Pues bien, a la hora de ubicar
geográficamente a los primeros homo
sapiens conocidos, los antropólogos más renombrados del mundo que han
intervenido en la producción de la película antedicha -oportunamente titulada La odisea de la especie- no vacilan en
situar a orillas del Cantábrico
a nuestros antepasados directos los primeros hombres modernos, reconociendo con ello, de facto, la primogenitura
histórica de la región más septentrional de la Península Ibérica. Aunque
los antropólogos que han dirigido la película en cuestión llegan todavía más
lejos, al reconocer por vez primera que no está claro en absoluto cuál pudiera
ser la remota procedencia de aquellos primeros sapiens a los que, coherentes con los resultados de todos los
estudios filológicos y genéticos, postulan como pobladores del Norte de España. Exactamente la misma
tesis que vengo defendiendo en solitario desde el año 1984 y por la que he debido pagar el altísimo precio de veinte años
de persecución científica y de ostracismo. Con la particularidad de que para
realizar aquel descubrimiento, a falta de Atapuerca
y de los análisis del ADN entonces
inéditos, me bastó con el estudio del lenguaje, de la toponimia y de los
inapreciables testimonios que nos han legado las más viejas fuentes históricas.
Pero la Antropología
no sólo sigue mis pasos a la hora de localizar a los primeros hombres modernos y de cuestionar su
insostenible filiación africana. Porque demostrándose una vez más que mis
veinte años de investigaciones no han caído en saco roto y que la difusión de
mis tesis vía Internet está abriendo
los ojos de muchos, los arqueólogos que han confeccionado el guión de La odisea de la especie nos muestran a
nuestros primeros ancestros racionales rindiendo
culto al Sol a la hora en que, con la llegada del crepúsculo, el Astro Rey se sumerge en las aguas del Océano, tiñendo intensamente de rojo el
cielo y las aguas del antiguo final de la Tierra. Porque fue ésta en definitiva, la de la
supuesta muerte del Sol
en el Occidente de Iberia a la hora del ocaso, una de las
principales razones que contribuyeron a conferir sacralidad y nombradía a las
tierras del Norte de la Península Ibérica,
hasta el punto de convertirlas en el primer núcleo de civilización del planeta,
escenario de los primeros episodios de la aventura racional de nuestra especie.

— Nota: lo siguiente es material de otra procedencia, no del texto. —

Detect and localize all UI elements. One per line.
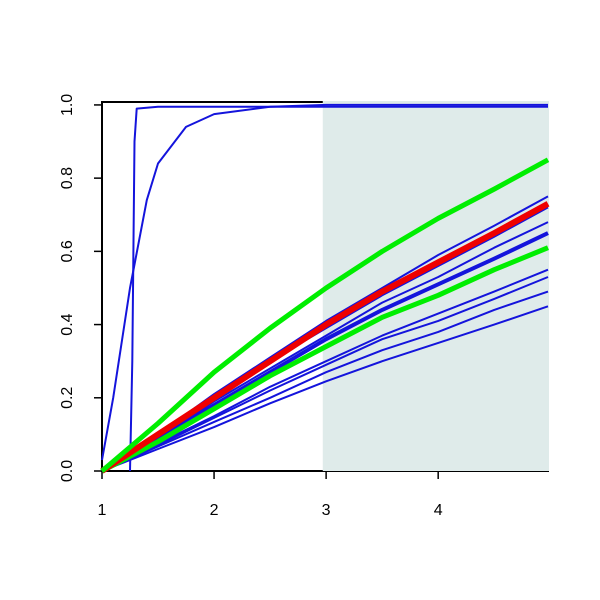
- x-tick-label: 3: [322, 502, 331, 519]
- data-line: [101, 276, 549, 472]
- x-tick-label: 1: [98, 502, 107, 519]
- y-tick-label: 1.0: [59, 94, 76, 116]
- data-line: [100, 157, 550, 473]
- y-tick-label: 0.0: [59, 460, 76, 482]
- data-line: [101, 290, 549, 472]
- y-tick-label: 0.4: [59, 313, 76, 335]
- data-line: [100, 245, 549, 474]
- y-tick-label: 0.6: [59, 240, 76, 262]
- data-line: [129, 105, 548, 472]
- x-tick-label: 4: [434, 502, 443, 519]
- data-line: [101, 103, 548, 461]
- data-line: [101, 268, 549, 472]
- y-tick-label: 0.8: [59, 167, 76, 189]
- data-line: [101, 305, 549, 472]
- x-tick-label: 2: [210, 502, 219, 519]
- y-tick-label: 0.2: [59, 387, 76, 409]
- data-line: [100, 201, 550, 474]
- data-line: [100, 231, 549, 473]
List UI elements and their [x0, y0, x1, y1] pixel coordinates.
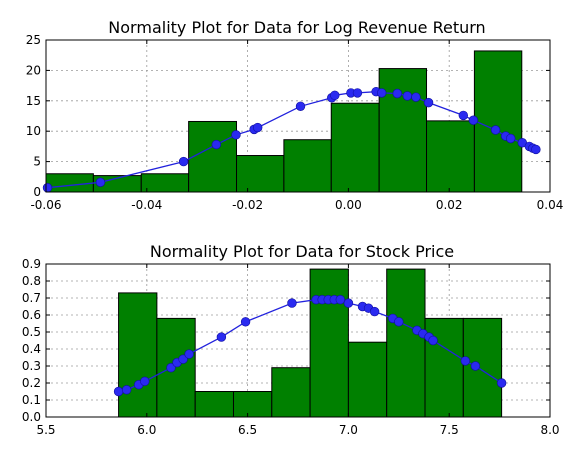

Y debo dejar clara y rotunda constancia de que jamás historiador, pensador o
escritor alguno había siquiera vislumbrado la colosal trascendencia que en los
orígenes de la civilización humana, tuvo el culto rendido al Sol
Poniente por los primeros seres racionales que habitaron en las costas
septentrionales de la Península Ibérica.